Home Engine - Blender Export & Model Loading

Some progress in my home engine has been had, first of all multiple geometry rendering through my fixing up and better understanding both render passes and descriptor sets.

All of this is nuts and bolts, what I want to get to; just like the DirectX 11 rendered version; is to play with 3D geometry and placing objects into a scene.

To this end my hand written geometry is no longer hacking it, and you will have seen from my raw game engine posts I did use Milkshape 3D.

Milkshape, lovely as it is to my eye, is not a modern well featured 3D suite and sadly does not let me easily plug into the geometry live within it (one can only export and perform post-processing).

To that end I delved into how one might write a Blender add-on to export your own format...

Long Story short, here's my text intermediate output from just such a plug-in written in python.

The plug-in is far from robust, I followed the lines of another open source plug in and applied my own, copying it into blender with a batch file and clearing the pycache each time I perform an edit.

But it is doing the job I initially want, and I get my own format of file output.

And indeed I can load these into my engine...



I can work on the axis for the data output and start to ensure my camera system from the main client works as expected in vulkan; since the maths here is exactly the same code I don't anticipate any issues.

This should free my mind up to think about a lighting system and to finally get back to where I was with the coloured cubes in the DirectX 11 version and ultimately onto a full scene.
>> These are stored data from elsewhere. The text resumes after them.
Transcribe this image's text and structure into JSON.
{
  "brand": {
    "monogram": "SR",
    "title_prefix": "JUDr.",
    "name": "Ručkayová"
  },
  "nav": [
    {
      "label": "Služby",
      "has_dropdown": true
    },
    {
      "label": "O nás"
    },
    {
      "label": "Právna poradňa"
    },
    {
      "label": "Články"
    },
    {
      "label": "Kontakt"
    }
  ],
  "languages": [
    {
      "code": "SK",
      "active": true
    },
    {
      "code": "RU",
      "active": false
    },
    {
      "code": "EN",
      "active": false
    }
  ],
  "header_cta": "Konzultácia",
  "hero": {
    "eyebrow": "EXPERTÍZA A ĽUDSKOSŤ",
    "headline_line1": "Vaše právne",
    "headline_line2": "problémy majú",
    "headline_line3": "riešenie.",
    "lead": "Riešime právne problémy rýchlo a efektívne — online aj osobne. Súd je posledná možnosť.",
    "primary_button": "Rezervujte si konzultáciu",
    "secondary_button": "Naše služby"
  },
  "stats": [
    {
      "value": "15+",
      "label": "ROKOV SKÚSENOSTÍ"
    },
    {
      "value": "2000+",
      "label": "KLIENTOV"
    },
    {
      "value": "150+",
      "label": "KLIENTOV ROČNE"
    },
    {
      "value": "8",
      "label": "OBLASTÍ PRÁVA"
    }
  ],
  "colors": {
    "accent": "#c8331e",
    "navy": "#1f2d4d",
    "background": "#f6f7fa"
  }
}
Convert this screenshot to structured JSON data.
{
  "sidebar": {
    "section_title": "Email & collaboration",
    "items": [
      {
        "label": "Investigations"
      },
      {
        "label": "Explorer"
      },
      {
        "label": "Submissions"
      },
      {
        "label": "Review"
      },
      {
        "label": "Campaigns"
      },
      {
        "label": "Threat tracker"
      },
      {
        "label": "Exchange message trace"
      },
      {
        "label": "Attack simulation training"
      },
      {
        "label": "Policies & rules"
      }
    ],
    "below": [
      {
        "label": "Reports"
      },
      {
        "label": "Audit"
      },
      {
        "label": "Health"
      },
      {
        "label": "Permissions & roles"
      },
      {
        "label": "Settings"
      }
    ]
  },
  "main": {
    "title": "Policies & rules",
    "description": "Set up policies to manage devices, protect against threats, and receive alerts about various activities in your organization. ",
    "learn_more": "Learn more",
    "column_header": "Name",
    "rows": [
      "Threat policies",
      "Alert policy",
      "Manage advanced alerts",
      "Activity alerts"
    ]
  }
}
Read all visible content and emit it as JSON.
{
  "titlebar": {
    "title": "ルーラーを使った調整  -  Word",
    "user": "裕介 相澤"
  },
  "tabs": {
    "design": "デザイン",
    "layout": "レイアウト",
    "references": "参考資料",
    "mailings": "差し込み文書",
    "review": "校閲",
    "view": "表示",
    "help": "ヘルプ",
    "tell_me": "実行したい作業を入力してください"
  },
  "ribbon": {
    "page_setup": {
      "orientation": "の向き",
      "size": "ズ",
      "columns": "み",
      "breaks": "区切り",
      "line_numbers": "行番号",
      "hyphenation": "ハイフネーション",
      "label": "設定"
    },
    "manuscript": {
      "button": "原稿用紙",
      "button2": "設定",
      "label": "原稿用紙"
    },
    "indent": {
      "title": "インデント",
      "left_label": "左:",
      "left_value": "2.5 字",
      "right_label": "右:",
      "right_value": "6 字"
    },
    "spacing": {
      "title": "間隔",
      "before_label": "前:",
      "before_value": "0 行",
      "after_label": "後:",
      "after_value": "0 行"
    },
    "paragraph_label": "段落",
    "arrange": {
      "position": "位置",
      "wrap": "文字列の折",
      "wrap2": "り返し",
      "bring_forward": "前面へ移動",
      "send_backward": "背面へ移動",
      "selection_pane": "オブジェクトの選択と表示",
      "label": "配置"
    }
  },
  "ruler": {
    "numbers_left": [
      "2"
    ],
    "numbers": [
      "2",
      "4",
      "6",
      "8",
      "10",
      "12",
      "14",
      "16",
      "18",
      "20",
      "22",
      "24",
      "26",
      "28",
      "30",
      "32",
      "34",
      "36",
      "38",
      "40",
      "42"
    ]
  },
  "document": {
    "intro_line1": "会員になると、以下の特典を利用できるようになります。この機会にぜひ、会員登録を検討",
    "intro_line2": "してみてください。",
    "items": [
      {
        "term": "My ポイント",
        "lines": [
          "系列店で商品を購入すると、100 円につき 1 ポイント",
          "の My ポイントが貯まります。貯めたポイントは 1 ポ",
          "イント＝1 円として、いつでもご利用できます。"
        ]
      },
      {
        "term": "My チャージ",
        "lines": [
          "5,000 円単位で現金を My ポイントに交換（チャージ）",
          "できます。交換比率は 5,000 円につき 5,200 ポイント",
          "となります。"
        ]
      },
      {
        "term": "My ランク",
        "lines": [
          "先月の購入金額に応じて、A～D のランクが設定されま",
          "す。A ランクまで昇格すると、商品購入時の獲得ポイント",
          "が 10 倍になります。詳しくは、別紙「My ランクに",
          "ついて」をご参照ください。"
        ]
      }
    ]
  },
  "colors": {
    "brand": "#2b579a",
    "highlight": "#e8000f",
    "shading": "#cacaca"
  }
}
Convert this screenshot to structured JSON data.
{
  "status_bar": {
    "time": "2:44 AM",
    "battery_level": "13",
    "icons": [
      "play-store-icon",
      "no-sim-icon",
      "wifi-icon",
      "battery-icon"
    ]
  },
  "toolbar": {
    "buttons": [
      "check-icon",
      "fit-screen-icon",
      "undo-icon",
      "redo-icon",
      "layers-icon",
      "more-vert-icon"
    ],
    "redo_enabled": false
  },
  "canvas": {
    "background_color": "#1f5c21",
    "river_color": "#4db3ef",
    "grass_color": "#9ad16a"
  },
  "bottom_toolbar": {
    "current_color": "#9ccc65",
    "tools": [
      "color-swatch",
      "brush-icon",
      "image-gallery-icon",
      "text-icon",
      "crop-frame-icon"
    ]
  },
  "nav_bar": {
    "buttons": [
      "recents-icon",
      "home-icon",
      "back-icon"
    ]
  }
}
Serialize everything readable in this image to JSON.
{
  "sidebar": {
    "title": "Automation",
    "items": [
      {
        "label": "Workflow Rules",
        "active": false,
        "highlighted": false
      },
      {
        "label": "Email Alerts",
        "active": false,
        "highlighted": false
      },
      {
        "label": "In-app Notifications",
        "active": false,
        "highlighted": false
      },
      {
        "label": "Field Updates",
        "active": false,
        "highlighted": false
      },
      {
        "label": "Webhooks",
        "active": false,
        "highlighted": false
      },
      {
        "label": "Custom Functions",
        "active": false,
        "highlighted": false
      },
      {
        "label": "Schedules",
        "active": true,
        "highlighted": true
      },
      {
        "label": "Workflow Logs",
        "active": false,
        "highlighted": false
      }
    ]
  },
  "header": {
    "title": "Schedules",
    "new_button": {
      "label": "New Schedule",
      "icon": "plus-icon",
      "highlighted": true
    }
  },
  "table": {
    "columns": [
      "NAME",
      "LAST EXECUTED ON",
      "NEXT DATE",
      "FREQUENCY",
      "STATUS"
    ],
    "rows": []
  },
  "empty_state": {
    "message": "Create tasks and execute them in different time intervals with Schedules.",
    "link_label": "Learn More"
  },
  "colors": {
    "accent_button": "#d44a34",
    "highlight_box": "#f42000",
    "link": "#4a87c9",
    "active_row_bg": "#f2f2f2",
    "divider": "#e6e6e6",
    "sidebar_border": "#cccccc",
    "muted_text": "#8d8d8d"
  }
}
I have four constant things in the world, a ground plane, a skybox and a center marker flag (showing X, Y and Z axis respectively) with a quartet of boxes in the center of the scene.  This is the test scene for the "world" loaded into the scene graph.  And it's where I want this to be this time next week perhaps.

Since progress has been much quicker now I'm past the deep dive into learning the initial set up of vulkan.

I can also appreciate much more why folks just pick up an off the shelf engine, I myself make little prototypes in Unreal Engine 4.  But this kind of denudes me of the walk through these technologies.

For the most part creating an engine like mine, which is planned to have solid shaded low poly vehicular combat, well it's a solved problem, so I'm enjoying following in a lot of well trod foot steps to better my understanding of the processing, memory, mathematics and challenges in writing a game engine.

Friday, 19 August 2022

Home Engine - Set Course for Vulkan

Over the last year I've been experimenting with writing my own home game engine, initially I spent time writing my own line rendering and then a wrapper with SDL2 all using my own mathematics library as a refresher.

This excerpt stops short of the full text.